British Christian Epiphany hymn

"Deep in the Darkness a Starlight is Gleaming" is a British Christian Epiphany hymn by Jan Berry. The hymn was written to reference to the Massacre of the Holy Innocents following the visit of the Biblical Magi to the baby Jesus.

== History ==
"Deep in the darkness a starlight is gleaming" was written by Jan Berry, a Baptist and United Reformed Church minister. The hymn came about after a United Reformed Church minister approached her and stated that they could not find an appropriate hymn for Epiphany that covered the massacre of the Holy Innocents by King Herod at the end of the Epiphany timeline.

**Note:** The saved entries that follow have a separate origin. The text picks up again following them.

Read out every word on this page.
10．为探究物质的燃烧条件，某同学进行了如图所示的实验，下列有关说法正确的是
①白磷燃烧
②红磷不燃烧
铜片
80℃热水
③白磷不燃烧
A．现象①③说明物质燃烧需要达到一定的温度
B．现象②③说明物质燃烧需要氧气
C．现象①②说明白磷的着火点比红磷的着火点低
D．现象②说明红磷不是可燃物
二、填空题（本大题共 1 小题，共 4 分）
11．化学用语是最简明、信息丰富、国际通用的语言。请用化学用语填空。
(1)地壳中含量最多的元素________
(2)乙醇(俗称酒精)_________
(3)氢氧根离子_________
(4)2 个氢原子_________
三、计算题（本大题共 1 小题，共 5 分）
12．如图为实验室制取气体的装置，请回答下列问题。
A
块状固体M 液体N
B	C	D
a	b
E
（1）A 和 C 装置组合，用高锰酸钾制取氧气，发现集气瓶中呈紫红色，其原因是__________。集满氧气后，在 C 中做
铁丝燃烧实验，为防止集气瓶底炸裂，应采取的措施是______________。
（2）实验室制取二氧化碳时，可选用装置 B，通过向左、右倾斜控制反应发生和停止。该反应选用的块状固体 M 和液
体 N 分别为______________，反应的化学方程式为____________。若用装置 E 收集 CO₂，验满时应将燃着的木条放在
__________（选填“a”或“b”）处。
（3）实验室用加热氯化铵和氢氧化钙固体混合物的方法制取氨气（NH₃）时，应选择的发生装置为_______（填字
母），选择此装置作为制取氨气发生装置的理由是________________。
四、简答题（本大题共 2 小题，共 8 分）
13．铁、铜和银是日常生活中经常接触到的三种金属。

This was because not many hymns cover the topic, except for Coventry Carol, and a verse in "Unto Us Is Born a Son". Berry copyrighted the hymn in 2011 when it was published in the Methodist Church of Great Britain's Singing the Faith hymnal. It was originally set to the "Epiphany Hymn" tune, the same one used in the fellow Epiphany hymn "Brightest and Best of the Sons of the Morning". However an original hymn tune called "High Point" was created for it by Paul Leddington Wright.

== Verse ==
The hymn uses imagery of a long journey that a Christian has to take through life. The second verse references Matthew 2:13-18 where Mary, Joseph and Jesus leave Bethlehem to flee to Egypt and Herod orders the slaughter of the Holy Innocents after realising the Magi have not returned to him. Though the hymn does not explicitly mention the Magi, it refers to them generally. The verses conclude, saying though a Christian can go through dark times, there will always be the brightness of God at the end.

== Usage ==
The hymn has also been used to commemorate final services in closing churches.